Businesses only want intelligent and practicable regulations
It is a fallacy to suggest that businesses are not looking for new laws and regulatory frameworks to apply to them. Everyone who plays a game wants to know what the rules are. The suggestion that people can just make up the rules that they want and hope that everyone else seems to agree is misaligned. The role of government is to provide a structure in which businesses can operate and play on a level playing field. Yet the lawmakers in most countries have failed to build the regulatory frameworks that are essential to the Industry 4.0 economy. To the extent that businesses are operating without clear guidance, it is really up to them to create internal policies on how they are going to operate. Compliance and legal teams have a great opportunity to help define the in-house laws that should apply to their new businesses. These policies need to be more than just a list of rules – they need to be coupled with a compliance programme to make sure that the agreed policy is implemented.
There is no clear communication with stakeholders
The old maxim of ‘ignorance of the law is of no excuse’ made sense when laws were relatively simple, but how can anyone be expected to understand today’s complicated laws? Likewise, when laws are created by companies in the form of contracts, terms and conditions and rules, they should be made patently clear. Companies are obliged to ensure that they simplify the complexities of their Industry 4.0 offerings for all users and buyers.
No one is stepping up when lawmakers fail to act
With lawmakers failing to act quickly enough, an interim measure is required. This is where industry groups have a unique opportunity to compel their members to a common standard. In the absence of law compelling answers to a particular issue, then there is value in industry groups setting standards and de facto laws that companies should follow. Of course, like all laws (albeit de facto ones), there should be some form of enforcement and accountability for failures. Not having these in place makes most industry initiatives a non-binding wish list. These have minimal value to business and its stakeholders and, wherever possible, stronger enforcement mechanisms should be used to drive compliance.

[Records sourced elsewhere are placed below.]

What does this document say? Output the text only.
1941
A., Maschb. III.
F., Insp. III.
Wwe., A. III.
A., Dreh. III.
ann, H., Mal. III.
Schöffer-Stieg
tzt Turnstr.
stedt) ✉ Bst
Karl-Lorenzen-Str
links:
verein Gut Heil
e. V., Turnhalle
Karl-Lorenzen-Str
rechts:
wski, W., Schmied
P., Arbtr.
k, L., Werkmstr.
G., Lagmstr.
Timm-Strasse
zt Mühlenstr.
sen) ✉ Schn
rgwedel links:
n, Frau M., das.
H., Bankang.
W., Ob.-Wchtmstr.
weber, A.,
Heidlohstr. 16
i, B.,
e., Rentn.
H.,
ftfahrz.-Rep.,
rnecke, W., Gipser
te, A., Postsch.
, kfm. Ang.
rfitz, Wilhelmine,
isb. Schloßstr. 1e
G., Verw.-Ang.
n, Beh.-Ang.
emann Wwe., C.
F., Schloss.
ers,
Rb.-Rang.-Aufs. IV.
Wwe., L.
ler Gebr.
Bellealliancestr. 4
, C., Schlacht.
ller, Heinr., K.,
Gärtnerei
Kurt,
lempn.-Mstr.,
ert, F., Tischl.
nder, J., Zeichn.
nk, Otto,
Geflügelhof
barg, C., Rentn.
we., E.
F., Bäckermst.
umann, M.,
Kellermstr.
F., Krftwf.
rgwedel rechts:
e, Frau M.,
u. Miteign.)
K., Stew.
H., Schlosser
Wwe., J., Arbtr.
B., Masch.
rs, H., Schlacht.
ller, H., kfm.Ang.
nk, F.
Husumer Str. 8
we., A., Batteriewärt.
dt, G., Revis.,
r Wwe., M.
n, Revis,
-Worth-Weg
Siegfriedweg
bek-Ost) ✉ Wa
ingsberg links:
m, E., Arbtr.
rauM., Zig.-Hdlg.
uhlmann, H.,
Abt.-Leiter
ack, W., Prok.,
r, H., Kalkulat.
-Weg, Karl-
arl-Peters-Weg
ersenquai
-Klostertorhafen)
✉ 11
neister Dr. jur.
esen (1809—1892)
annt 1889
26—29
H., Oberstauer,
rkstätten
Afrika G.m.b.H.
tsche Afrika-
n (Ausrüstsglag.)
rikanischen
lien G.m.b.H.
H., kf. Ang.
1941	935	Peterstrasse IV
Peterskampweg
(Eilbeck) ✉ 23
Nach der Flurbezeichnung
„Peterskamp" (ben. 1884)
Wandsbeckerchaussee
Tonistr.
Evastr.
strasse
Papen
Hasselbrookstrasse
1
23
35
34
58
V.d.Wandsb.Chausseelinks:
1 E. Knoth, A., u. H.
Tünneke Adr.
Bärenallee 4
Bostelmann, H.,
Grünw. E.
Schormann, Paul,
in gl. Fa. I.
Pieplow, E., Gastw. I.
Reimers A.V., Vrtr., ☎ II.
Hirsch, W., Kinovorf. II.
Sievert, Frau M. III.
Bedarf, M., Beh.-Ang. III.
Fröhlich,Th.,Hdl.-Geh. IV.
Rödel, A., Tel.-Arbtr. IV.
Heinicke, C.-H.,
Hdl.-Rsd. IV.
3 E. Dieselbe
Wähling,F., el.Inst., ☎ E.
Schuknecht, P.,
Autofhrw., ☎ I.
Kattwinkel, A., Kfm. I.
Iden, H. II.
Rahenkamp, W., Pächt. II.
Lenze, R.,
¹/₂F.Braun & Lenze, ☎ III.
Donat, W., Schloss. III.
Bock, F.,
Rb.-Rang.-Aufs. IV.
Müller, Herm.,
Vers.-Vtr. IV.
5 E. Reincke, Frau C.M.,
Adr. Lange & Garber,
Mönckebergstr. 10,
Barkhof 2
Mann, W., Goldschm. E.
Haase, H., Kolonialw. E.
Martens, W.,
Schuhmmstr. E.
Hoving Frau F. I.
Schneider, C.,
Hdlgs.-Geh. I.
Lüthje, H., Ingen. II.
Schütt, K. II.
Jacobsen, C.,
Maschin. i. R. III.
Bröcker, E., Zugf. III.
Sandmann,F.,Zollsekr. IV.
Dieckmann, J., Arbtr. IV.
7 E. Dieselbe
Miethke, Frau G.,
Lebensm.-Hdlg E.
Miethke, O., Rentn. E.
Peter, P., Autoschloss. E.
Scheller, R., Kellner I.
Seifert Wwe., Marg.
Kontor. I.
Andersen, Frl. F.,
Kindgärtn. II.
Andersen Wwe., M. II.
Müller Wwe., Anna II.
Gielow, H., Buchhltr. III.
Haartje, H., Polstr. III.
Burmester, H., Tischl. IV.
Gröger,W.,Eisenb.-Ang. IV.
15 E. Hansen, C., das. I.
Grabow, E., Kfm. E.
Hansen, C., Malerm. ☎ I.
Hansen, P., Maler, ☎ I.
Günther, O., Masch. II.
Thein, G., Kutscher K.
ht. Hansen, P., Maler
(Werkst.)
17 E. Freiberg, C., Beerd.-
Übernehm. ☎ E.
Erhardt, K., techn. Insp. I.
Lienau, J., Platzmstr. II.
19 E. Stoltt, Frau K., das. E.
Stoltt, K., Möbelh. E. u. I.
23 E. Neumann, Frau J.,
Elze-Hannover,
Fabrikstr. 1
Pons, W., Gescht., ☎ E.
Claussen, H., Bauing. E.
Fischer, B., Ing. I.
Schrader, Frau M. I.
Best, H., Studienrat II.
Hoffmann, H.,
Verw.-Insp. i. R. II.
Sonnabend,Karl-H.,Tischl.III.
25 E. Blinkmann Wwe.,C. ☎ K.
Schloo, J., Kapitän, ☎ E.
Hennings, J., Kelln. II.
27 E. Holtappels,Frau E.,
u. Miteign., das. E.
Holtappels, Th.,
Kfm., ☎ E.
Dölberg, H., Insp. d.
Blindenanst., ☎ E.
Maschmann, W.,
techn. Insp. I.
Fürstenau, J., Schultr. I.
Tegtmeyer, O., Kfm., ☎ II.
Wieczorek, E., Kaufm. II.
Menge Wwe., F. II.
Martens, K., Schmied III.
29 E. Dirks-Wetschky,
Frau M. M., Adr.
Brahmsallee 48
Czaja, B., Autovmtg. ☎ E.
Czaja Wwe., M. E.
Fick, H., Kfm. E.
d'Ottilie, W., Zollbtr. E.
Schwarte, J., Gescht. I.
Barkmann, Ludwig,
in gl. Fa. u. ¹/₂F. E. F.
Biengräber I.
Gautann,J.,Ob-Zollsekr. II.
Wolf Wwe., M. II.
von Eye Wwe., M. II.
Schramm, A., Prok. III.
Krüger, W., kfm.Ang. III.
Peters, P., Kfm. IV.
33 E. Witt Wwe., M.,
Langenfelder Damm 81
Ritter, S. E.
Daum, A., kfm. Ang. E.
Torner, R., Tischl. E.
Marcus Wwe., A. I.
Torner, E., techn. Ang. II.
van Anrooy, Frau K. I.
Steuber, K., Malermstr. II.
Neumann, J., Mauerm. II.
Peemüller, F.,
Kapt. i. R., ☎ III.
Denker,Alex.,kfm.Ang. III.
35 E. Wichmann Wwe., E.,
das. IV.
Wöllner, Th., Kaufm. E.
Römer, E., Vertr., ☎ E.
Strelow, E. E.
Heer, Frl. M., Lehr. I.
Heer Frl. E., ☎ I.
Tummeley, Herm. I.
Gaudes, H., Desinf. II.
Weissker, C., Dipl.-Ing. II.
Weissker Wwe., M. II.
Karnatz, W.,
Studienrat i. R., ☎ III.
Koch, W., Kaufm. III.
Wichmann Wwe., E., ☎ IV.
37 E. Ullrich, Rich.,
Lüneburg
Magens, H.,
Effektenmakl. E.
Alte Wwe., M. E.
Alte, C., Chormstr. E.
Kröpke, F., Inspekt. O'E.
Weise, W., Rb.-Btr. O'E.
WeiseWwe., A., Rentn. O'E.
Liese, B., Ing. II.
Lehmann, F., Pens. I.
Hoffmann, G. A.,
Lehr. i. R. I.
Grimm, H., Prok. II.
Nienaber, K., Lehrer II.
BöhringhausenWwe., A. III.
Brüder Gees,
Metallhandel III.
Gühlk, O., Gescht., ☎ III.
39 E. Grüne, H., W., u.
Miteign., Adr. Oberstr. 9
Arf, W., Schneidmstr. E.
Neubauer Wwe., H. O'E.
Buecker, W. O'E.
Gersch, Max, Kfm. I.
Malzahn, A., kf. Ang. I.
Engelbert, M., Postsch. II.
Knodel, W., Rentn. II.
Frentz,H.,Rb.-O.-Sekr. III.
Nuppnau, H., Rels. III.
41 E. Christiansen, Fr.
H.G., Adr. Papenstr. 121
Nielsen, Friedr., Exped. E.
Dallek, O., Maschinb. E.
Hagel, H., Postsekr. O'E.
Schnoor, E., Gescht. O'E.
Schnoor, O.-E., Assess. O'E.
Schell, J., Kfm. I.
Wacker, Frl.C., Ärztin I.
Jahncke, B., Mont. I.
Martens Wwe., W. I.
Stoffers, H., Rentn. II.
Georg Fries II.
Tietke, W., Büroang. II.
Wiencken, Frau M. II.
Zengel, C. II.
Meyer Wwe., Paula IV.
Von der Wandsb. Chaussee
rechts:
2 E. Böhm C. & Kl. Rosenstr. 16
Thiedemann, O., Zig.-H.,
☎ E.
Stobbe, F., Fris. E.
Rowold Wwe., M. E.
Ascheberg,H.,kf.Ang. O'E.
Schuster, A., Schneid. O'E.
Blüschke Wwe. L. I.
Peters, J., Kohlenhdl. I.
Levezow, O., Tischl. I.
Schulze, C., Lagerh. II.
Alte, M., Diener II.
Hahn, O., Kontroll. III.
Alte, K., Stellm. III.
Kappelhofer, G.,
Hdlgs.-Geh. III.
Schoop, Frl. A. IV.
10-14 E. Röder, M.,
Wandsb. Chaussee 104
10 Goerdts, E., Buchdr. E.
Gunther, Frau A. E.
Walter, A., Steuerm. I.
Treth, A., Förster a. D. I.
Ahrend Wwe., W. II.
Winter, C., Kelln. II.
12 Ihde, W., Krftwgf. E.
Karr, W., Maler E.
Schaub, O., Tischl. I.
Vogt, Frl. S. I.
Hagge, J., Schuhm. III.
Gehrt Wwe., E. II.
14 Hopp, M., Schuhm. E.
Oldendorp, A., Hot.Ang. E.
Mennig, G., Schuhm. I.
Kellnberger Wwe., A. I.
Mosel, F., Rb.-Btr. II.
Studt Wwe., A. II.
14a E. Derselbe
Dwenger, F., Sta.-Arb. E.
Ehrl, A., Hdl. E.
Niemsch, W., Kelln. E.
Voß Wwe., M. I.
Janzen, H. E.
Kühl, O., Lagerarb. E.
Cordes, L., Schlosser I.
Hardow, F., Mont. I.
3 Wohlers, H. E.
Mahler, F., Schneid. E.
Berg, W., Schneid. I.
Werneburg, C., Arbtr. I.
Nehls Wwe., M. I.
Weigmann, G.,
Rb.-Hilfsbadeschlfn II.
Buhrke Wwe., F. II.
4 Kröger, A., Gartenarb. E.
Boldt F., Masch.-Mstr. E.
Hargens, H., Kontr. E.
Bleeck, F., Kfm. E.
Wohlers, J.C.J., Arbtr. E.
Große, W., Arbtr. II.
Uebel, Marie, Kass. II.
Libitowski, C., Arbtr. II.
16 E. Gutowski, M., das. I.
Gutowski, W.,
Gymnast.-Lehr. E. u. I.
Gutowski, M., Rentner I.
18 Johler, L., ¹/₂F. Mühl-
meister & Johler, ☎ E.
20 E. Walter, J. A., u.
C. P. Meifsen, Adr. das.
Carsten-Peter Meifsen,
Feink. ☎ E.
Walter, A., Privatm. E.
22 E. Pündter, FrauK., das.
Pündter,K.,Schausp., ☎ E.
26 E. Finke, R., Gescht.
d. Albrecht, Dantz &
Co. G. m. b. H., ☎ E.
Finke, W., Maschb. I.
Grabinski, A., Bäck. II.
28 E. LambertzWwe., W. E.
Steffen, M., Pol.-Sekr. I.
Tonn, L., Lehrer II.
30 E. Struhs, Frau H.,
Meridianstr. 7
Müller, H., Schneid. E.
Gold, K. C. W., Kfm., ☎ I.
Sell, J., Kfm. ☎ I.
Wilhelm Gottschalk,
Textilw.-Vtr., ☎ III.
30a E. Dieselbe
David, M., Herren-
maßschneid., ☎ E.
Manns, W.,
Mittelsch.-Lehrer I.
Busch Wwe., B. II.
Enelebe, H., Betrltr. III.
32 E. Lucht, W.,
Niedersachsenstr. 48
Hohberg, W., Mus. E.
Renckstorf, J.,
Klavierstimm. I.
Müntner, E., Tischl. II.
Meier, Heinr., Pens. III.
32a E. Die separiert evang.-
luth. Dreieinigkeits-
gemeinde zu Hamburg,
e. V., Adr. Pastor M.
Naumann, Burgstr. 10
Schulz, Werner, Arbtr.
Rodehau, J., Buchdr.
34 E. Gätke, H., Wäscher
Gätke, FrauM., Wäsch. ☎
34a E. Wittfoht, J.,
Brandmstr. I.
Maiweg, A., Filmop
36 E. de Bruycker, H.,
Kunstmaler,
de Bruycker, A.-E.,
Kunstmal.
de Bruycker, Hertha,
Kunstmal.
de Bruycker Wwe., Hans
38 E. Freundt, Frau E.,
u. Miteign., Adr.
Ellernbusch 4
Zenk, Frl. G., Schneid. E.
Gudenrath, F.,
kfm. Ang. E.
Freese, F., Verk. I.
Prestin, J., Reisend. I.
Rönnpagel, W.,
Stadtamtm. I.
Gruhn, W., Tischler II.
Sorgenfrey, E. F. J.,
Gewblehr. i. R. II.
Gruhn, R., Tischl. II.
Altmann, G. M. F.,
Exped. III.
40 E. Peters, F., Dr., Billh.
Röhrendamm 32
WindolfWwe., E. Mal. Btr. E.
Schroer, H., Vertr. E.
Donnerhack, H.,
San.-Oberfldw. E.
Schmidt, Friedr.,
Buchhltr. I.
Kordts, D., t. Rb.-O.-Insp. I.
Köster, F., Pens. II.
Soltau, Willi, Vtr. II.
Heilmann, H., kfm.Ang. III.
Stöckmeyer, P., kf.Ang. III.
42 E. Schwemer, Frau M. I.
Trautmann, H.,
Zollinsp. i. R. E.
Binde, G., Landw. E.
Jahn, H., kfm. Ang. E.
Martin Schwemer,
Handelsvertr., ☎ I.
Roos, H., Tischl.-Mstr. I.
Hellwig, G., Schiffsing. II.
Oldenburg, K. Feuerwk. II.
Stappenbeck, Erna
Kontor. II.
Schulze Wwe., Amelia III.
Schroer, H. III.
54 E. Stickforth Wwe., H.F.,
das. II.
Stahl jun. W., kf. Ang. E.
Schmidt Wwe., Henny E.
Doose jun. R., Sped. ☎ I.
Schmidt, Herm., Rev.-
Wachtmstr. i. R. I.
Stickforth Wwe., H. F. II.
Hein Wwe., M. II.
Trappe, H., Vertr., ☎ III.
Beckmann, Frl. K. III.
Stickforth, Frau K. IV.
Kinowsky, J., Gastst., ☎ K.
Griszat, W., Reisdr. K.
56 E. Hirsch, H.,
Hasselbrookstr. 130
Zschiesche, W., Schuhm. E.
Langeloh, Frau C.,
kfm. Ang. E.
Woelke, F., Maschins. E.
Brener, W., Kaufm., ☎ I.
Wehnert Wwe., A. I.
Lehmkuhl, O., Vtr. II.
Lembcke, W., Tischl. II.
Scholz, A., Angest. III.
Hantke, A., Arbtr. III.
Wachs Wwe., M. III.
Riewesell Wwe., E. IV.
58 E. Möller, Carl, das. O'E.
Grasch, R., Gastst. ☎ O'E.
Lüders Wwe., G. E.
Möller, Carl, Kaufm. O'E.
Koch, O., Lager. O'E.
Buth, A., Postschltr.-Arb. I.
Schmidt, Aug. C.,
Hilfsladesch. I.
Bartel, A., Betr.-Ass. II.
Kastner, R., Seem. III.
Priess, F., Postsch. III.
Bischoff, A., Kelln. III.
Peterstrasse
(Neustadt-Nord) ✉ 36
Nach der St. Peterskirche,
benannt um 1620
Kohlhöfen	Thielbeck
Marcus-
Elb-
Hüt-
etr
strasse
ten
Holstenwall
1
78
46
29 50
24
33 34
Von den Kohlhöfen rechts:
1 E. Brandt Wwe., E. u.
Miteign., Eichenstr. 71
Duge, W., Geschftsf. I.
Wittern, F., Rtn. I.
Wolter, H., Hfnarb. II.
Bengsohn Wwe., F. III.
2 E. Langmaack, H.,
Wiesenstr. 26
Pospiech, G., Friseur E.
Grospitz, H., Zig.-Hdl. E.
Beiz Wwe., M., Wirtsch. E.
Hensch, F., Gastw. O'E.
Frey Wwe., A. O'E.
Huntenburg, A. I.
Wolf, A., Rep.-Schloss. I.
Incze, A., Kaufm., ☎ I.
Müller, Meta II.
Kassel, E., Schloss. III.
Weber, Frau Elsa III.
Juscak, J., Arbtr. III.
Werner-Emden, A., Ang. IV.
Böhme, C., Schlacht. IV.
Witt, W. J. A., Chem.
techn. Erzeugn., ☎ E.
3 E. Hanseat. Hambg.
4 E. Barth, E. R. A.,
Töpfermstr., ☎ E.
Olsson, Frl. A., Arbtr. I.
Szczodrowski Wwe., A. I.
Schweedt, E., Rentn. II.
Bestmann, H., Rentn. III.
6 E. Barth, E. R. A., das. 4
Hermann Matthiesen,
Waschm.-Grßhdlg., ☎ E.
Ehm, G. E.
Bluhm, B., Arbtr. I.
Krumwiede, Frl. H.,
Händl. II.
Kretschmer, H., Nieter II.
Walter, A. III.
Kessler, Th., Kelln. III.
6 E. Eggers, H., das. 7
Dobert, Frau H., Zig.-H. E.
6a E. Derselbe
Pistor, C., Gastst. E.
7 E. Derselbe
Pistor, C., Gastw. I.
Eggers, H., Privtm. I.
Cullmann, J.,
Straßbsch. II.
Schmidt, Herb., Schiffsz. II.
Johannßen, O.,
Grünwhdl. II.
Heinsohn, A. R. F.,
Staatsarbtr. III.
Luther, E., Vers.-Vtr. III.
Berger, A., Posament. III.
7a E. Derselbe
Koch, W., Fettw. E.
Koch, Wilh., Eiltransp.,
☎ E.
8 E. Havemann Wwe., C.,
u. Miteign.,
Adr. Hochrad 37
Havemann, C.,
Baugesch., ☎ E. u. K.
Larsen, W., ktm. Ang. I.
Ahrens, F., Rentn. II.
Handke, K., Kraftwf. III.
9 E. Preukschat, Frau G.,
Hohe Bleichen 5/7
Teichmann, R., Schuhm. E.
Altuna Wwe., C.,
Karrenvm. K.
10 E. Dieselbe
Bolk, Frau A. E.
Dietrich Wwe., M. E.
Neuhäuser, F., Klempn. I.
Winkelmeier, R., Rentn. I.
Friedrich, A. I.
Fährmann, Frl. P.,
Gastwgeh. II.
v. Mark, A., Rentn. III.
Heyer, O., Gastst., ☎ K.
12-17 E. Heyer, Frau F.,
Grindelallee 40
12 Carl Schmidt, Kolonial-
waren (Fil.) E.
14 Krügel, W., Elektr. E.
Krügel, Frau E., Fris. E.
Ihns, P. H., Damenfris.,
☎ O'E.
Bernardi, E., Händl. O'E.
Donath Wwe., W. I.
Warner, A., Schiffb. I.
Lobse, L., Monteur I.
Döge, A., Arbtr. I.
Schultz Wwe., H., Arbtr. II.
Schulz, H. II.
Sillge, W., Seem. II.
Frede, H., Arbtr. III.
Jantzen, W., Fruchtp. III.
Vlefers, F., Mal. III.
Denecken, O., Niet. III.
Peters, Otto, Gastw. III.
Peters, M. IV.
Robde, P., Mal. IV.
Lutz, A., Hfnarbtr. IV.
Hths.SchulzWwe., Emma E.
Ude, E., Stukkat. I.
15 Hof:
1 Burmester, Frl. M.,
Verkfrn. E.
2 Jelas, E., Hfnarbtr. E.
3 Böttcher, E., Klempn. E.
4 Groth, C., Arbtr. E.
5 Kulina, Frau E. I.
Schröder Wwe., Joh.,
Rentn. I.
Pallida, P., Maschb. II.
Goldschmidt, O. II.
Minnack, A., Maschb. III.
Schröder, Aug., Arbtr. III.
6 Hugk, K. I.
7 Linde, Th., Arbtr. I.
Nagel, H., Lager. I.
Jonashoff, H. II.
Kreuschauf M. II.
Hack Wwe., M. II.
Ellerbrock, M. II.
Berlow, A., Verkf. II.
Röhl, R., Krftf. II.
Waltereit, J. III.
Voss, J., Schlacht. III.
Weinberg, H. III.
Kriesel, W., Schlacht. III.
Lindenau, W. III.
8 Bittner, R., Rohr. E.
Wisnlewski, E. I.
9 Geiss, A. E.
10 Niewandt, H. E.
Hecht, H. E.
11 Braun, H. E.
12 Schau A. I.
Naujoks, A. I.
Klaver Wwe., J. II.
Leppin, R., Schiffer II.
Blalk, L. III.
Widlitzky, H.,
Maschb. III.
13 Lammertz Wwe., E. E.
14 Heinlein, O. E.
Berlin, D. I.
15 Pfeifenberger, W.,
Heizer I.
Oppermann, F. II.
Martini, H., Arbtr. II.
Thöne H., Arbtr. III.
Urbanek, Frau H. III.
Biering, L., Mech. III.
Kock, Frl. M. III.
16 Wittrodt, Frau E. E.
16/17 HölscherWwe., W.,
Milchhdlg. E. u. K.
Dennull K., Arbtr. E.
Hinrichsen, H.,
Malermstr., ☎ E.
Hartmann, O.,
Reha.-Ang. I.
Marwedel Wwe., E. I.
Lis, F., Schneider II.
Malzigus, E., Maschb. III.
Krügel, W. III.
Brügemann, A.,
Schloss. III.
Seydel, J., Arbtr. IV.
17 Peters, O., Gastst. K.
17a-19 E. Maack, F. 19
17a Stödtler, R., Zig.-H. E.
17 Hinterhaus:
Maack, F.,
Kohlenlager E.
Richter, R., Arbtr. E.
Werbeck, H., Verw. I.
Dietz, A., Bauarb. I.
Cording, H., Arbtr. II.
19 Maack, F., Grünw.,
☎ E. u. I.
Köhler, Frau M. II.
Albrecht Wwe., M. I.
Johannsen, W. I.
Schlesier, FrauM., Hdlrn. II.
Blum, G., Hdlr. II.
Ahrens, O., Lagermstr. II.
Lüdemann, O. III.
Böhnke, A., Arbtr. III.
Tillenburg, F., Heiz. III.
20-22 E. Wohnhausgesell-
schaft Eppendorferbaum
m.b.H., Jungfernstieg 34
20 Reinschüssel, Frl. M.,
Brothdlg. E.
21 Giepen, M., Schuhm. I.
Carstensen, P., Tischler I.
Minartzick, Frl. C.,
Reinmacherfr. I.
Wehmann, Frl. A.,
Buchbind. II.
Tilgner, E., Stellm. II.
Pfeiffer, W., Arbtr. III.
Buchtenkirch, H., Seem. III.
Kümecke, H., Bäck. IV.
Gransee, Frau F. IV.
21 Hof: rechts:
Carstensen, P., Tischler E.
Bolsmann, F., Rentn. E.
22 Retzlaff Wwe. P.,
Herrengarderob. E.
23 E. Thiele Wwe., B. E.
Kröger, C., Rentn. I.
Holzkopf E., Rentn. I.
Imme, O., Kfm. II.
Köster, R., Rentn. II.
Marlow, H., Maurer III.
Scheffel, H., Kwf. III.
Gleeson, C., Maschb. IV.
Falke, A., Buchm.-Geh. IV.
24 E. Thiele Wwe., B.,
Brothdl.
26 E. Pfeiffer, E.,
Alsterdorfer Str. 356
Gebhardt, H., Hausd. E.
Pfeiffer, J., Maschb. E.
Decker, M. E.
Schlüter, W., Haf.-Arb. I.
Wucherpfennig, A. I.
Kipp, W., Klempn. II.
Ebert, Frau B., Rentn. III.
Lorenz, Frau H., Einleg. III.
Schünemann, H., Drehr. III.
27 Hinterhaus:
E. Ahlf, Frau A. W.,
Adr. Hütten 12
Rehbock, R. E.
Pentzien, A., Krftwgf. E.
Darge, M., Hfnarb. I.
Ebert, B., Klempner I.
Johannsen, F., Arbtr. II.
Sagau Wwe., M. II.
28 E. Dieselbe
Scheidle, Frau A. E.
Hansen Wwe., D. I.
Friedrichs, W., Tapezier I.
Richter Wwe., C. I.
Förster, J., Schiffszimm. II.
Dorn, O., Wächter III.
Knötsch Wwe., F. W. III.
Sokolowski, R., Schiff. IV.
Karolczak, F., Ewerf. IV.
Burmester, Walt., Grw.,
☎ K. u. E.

The Industry 4.0 period is revolutionary as it allows organisations to collect data, analyse it and drive informed action back in the physical world; however, this manipulation of data raises serious questions and the potential for breach and misuse. Therefore, it is paramount for companies to ensure that they have a robust culture and infrastructure for data security awareness and are compliant with data privacy regulations.
Industry 4.0 is going to be a challenge as it is developing far faster than most people are able to cope with. Legislators are rarely seen, so the development of the frameworks on which to implement the Industry 4.0 world may just be up to those who have the intelligence and the knowledge to make a difference: in-house counsel and compliance people.